La théorie monétaire moderne (Modern Monetary Theory ou MMT en anglais), est une école de pensée qui remet en question plusieurs principes fondamentaux des théories économiques orthodoxes. Ses postulats ont fait le sujet de plusieurs débats récemment, entre autres car elles mettent en évidence des contradictions qui apparaissent parfois dans notre discours public. Par exemple, en 2018, le NPD voulait dépenser 1,8 milliard pour fournir de l’eau potable à des communautés des Premières Nations et plusieurs journalistes et politiciens leur ont alors demandé où on allait trouver une telle somme. Deux ans plus tard, en 2020, la réponse à la pandémie a élevé le déficit fédéral à plus de 380 milliards. Où a-t-on trouvé tout cet argent?

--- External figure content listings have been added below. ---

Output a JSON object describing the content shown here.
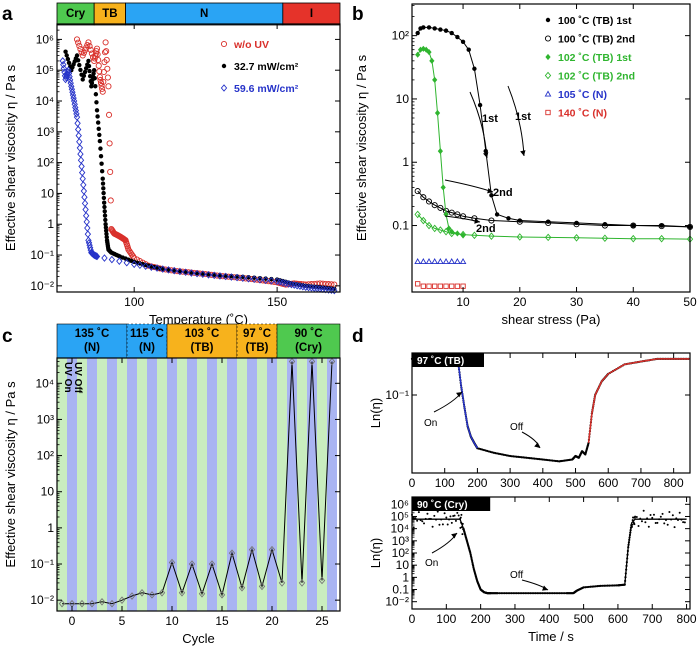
{
  "figure_labels": {
    "a": "a",
    "b": "b",
    "c": "c",
    "d": "d"
  },
  "colors": {
    "cry": "#4fc94f",
    "tb": "#f7b21c",
    "n": "#2aa4f4",
    "iso": "#e5332a",
    "red": "#d9302b",
    "black": "#000000",
    "blue": "#2633c9",
    "green": "#2fb52f",
    "stripe_blue": "#a9b4f2",
    "stripe_green": "#c9edbf"
  },
  "chart_data": [
    {
      "id": "a",
      "type": "scatter",
      "title": "",
      "xlabel": "Temperature (˚C)",
      "ylabel": "Effective shear viscosity η / Pa s",
      "xlim": [
        73,
        172
      ],
      "ylim_log10": [
        -2.2,
        6.5
      ],
      "yscale": "log",
      "x_ticks": [
        100,
        150
      ],
      "y_tick_labels": [
        "10⁻²",
        "10⁻¹",
        "1",
        "10",
        "10²",
        "10³",
        "10⁴",
        "10⁵",
        "10⁶"
      ],
      "y_tick_exps": [
        -2,
        -1,
        0,
        1,
        2,
        3,
        4,
        5,
        6
      ],
      "phase_bar": [
        {
          "label": "Cry",
          "from": 73,
          "to": 86,
          "color": "#4fc94f"
        },
        {
          "label": "TB",
          "from": 86,
          "to": 97,
          "color": "#f7b21c"
        },
        {
          "label": "N",
          "from": 97,
          "to": 152,
          "color": "#2aa4f4"
        },
        {
          "label": "I",
          "from": 152,
          "to": 172,
          "color": "#e5332a"
        }
      ],
      "legend": {
        "position": "top-right",
        "entries": [
          {
            "label": "w/o UV",
            "marker": "open-circle",
            "color": "#d9302b"
          },
          {
            "label": "32.7 mW/cm²",
            "marker": "filled-circle",
            "color": "#000000"
          },
          {
            "label": "59.6 mW/cm²",
            "marker": "open-diamond",
            "color": "#2633c9"
          }
        ]
      },
      "series": [
        {
          "name": "w/o UV",
          "color": "#d9302b",
          "x": [
            80,
            82,
            84,
            86,
            87,
            88,
            89,
            90,
            91,
            92,
            93,
            94,
            95,
            96,
            97,
            98,
            100,
            105,
            110,
            115,
            120,
            125,
            130,
            135,
            140,
            145,
            150,
            153,
            156,
            160,
            165,
            170
          ],
          "y": [
            1000000,
            300000,
            800000,
            200000,
            500000,
            60000,
            20000,
            800000,
            30000,
            0.7,
            0.5,
            0.45,
            0.4,
            0.35,
            0.3,
            0.15,
            0.08,
            0.045,
            0.035,
            0.03,
            0.027,
            0.024,
            0.021,
            0.019,
            0.017,
            0.015,
            0.013,
            0.011,
            0.012,
            0.011,
            0.012,
            0.011
          ]
        },
        {
          "name": "32.7 mW/cm²",
          "color": "#000000",
          "x": [
            76,
            78,
            80,
            82,
            84,
            85,
            86,
            87,
            88,
            89,
            89.5,
            90,
            90.5,
            91,
            92,
            95,
            100,
            105,
            110,
            120,
            130,
            140,
            150,
            155,
            160,
            165,
            170
          ],
          "y": [
            400000,
            100000,
            300000,
            50000,
            200000,
            30000,
            100000,
            5000,
            500,
            30,
            5,
            1,
            0.3,
            0.15,
            0.12,
            0.09,
            0.06,
            0.045,
            0.035,
            0.027,
            0.022,
            0.019,
            0.016,
            0.012,
            0.01,
            0.009,
            0.008
          ]
        },
        {
          "name": "59.6 mW/cm²",
          "color": "#2633c9",
          "x": [
            75,
            76,
            77,
            78,
            79,
            80,
            81,
            82,
            83,
            84,
            85,
            86,
            87,
            100,
            110,
            120,
            130,
            140,
            150,
            155,
            160,
            165,
            170
          ],
          "y": [
            200000,
            50000,
            100000,
            30000,
            10000,
            3000,
            300,
            30,
            3,
            0.3,
            0.12,
            0.1,
            0.09,
            0.05,
            0.035,
            0.026,
            0.021,
            0.017,
            0.014,
            0.011,
            0.009,
            0.008,
            0.007
          ]
        }
      ]
    },
    {
      "id": "b",
      "type": "line",
      "xlabel": "shear stress (Pa)",
      "ylabel": "Effective shear viscosity η / Pa s",
      "xlim": [
        1,
        50
      ],
      "ylim_log10": [
        -2.05,
        2.5
      ],
      "yscale": "log",
      "x_ticks": [
        10,
        20,
        30,
        40,
        50
      ],
      "y_tick_labels": [
        "0.1",
        "1",
        "10",
        "10²"
      ],
      "y_tick_exps": [
        -1,
        0,
        1,
        2
      ],
      "legend": {
        "position": "top-right",
        "entries": [
          {
            "label": "100 ˚C (TB) 1st",
            "marker": "filled-circle",
            "color": "#000000"
          },
          {
            "label": "100 ˚C (TB) 2nd",
            "marker": "open-circle",
            "color": "#000000"
          },
          {
            "label": "102 ˚C (TB) 1st",
            "marker": "filled-diamond",
            "color": "#2fb52f"
          },
          {
            "label": "102 ˚C (TB) 2nd",
            "marker": "open-diamond",
            "color": "#2fb52f"
          },
          {
            "label": "105 ˚C (N)",
            "marker": "open-triangle",
            "color": "#2633c9"
          },
          {
            "label": "140 ˚C (N)",
            "marker": "open-square",
            "color": "#d9302b"
          }
        ]
      },
      "annotations": [
        "1st",
        "1st",
        "2nd",
        "2nd"
      ],
      "series": [
        {
          "name": "100 ˚C (TB) 1st",
          "color": "#000000",
          "x": [
            2,
            2.5,
            3,
            4,
            5,
            6,
            7,
            8,
            9,
            10,
            11,
            12,
            13,
            14,
            15,
            16,
            18,
            20,
            25,
            30,
            35,
            40,
            45,
            50
          ],
          "y": [
            110,
            130,
            135,
            135,
            130,
            125,
            120,
            110,
            95,
            80,
            60,
            30,
            8,
            1.5,
            0.3,
            0.15,
            0.13,
            0.12,
            0.115,
            0.11,
            0.105,
            0.1,
            0.1,
            0.095
          ]
        },
        {
          "name": "100 ˚C (TB) 2nd",
          "color": "#000000",
          "x": [
            2,
            3,
            4,
            5,
            6,
            7,
            8,
            9,
            10,
            12,
            15,
            20,
            25,
            30,
            35,
            40,
            45,
            50
          ],
          "y": [
            0.35,
            0.28,
            0.24,
            0.21,
            0.19,
            0.17,
            0.16,
            0.15,
            0.14,
            0.13,
            0.12,
            0.115,
            0.11,
            0.105,
            0.1,
            0.1,
            0.098,
            0.095
          ]
        },
        {
          "name": "102 ˚C (TB) 1st",
          "color": "#2fb52f",
          "x": [
            2,
            2.5,
            3,
            3.5,
            4,
            4.5,
            5,
            5.5,
            6,
            6.5,
            7,
            7.5,
            8,
            9,
            10
          ],
          "y": [
            50,
            60,
            62,
            60,
            55,
            40,
            20,
            6,
            1.5,
            0.4,
            0.15,
            0.09,
            0.08,
            0.075,
            0.07
          ]
        },
        {
          "name": "102 ˚C (TB) 2nd",
          "color": "#2fb52f",
          "x": [
            2,
            3,
            4,
            5,
            6,
            7,
            8,
            10,
            12,
            15,
            20,
            25,
            30,
            35,
            40,
            45,
            50
          ],
          "y": [
            0.15,
            0.12,
            0.1,
            0.09,
            0.085,
            0.08,
            0.075,
            0.072,
            0.07,
            0.068,
            0.066,
            0.065,
            0.064,
            0.063,
            0.062,
            0.062,
            0.061
          ]
        },
        {
          "name": "105 ˚C (N)",
          "color": "#2633c9",
          "x": [
            2,
            3,
            4,
            5,
            6,
            7,
            8,
            9,
            10
          ],
          "y": [
            0.027,
            0.027,
            0.027,
            0.027,
            0.027,
            0.027,
            0.027,
            0.027,
            0.027
          ]
        },
        {
          "name": "140 ˚C (N)",
          "color": "#d9302b",
          "x": [
            2,
            3,
            4,
            5,
            6,
            7,
            8,
            9,
            10
          ],
          "y": [
            0.012,
            0.011,
            0.011,
            0.011,
            0.011,
            0.011,
            0.011,
            0.011,
            0.011
          ]
        }
      ]
    },
    {
      "id": "c",
      "type": "line",
      "xlabel": "Cycle",
      "ylabel": "Effective shear viscosity η / Pa s",
      "xlim": [
        -1.5,
        26.8
      ],
      "ylim_log10": [
        -2.3,
        4.7
      ],
      "yscale": "log",
      "x_ticks": [
        0,
        5,
        10,
        15,
        20,
        25
      ],
      "y_tick_labels": [
        "10⁻²",
        "10⁻¹",
        "1",
        "10",
        "10²",
        "10³",
        "10⁴"
      ],
      "y_tick_exps": [
        -2,
        -1,
        0,
        1,
        2,
        3,
        4
      ],
      "phase_bar": [
        {
          "label": "135 ˚C\n(N)",
          "from": -1.5,
          "to": 5.5,
          "color": "#2aa4f4"
        },
        {
          "label": "115 ˚C\n(N)",
          "from": 5.5,
          "to": 9.5,
          "color": "#2aa4f4"
        },
        {
          "label": "103 ˚C\n(TB)",
          "from": 9.5,
          "to": 16.5,
          "color": "#f7b21c"
        },
        {
          "label": "97 ˚C\n(TB)",
          "from": 16.5,
          "to": 20.5,
          "color": "#f7b21c"
        },
        {
          "label": "90 ˚C\n(Cry)",
          "from": 20.5,
          "to": 26.8,
          "color": "#4fc94f"
        }
      ],
      "stripe_labels": [
        "UV On",
        "UV Off"
      ],
      "series": [
        {
          "name": "viscosity",
          "color": "#000000",
          "x": [
            -1,
            0,
            1,
            2,
            3,
            4,
            5,
            6,
            7,
            8,
            9,
            10,
            11,
            12,
            13,
            14,
            15,
            16,
            17,
            18,
            19,
            20,
            21,
            22,
            23,
            24,
            25,
            26
          ],
          "y": [
            0.008,
            0.008,
            0.008,
            0.008,
            0.009,
            0.008,
            0.01,
            0.013,
            0.016,
            0.014,
            0.016,
            0.11,
            0.016,
            0.1,
            0.015,
            0.1,
            0.014,
            0.2,
            0.022,
            0.25,
            0.024,
            0.25,
            0.03,
            40000,
            0.03,
            40000,
            0.035,
            40000
          ]
        }
      ]
    },
    {
      "id": "d-top",
      "type": "line",
      "title_box": "97 ˚C (TB)",
      "xlabel": "",
      "ylabel": "Ln(η)",
      "xlim": [
        0,
        850
      ],
      "ylim_log10": [
        -1.65,
        -0.65
      ],
      "yscale": "log",
      "x_ticks": [
        0,
        100,
        200,
        300,
        400,
        500,
        600,
        700,
        800
      ],
      "y_tick_labels": [
        "10⁻¹"
      ],
      "y_tick_exps": [
        -1
      ],
      "annotations": [
        "On",
        "Off"
      ],
      "series": [
        {
          "name": "trace",
          "color": "#000000",
          "x": [
            0,
            50,
            100,
            140,
            150,
            160,
            170,
            180,
            190,
            200,
            250,
            300,
            350,
            400,
            450,
            490,
            500,
            510,
            520,
            530,
            540,
            550,
            560,
            580,
            600,
            650,
            700,
            750,
            800,
            850
          ],
          "y": [
            0.2,
            0.2,
            0.2,
            0.2,
            0.12,
            0.08,
            0.055,
            0.045,
            0.04,
            0.036,
            0.033,
            0.031,
            0.03,
            0.029,
            0.028,
            0.029,
            0.031,
            0.03,
            0.034,
            0.032,
            0.04,
            0.07,
            0.1,
            0.13,
            0.15,
            0.18,
            0.19,
            0.2,
            0.2,
            0.2
          ]
        }
      ]
    },
    {
      "id": "d-bottom",
      "type": "line",
      "title_box": "90 ˚C (Cry)",
      "xlabel": "Time / s",
      "ylabel": "Ln(η)",
      "xlim": [
        0,
        810
      ],
      "ylim_log10": [
        -2.6,
        6.6
      ],
      "yscale": "log",
      "x_ticks": [
        0,
        100,
        200,
        300,
        400,
        500,
        600,
        700,
        800
      ],
      "y_tick_labels": [
        "10⁻²",
        "0.1",
        "1",
        "10",
        "10²",
        "10³",
        "10⁴",
        "10⁵",
        "10⁶"
      ],
      "y_tick_exps": [
        -2,
        -1,
        0,
        1,
        2,
        3,
        4,
        5,
        6
      ],
      "annotations": [
        "On",
        "Off"
      ],
      "series": [
        {
          "name": "trace",
          "color": "#000000",
          "x": [
            0,
            50,
            100,
            140,
            150,
            160,
            170,
            180,
            190,
            200,
            210,
            220,
            230,
            250,
            300,
            350,
            400,
            450,
            470,
            480,
            500,
            550,
            600,
            620,
            630,
            640,
            650,
            700,
            750,
            800
          ],
          "y": [
            60000,
            60000,
            60000,
            60000,
            10000,
            1000,
            100,
            5,
            0.5,
            0.1,
            0.06,
            0.05,
            0.05,
            0.05,
            0.05,
            0.05,
            0.05,
            0.05,
            0.05,
            0.08,
            0.15,
            0.2,
            0.22,
            0.25,
            300,
            30000,
            60000,
            60000,
            60000,
            60000
          ]
        }
      ]
    }
  ]
}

Quelques remarques sur l’argent

L’argent n’est pas une ressource tangible comme le pétrole, que l’on trouve en quantité limitée sur la Terre. Plutôt, l’argent est une création humaine qui se présente aujourd’hui sous la forme de billets, de pièces ou de données électroniques. Alors pourquoi donne-t-on autant d’importance à cette monnaie si elle n’a aucune valeur intrinsèque? Selon les économistes qui adhèrent à la MMT, les gouvernements créent une demande pour leur monnaie en nous obligeant à payer de l’impôt.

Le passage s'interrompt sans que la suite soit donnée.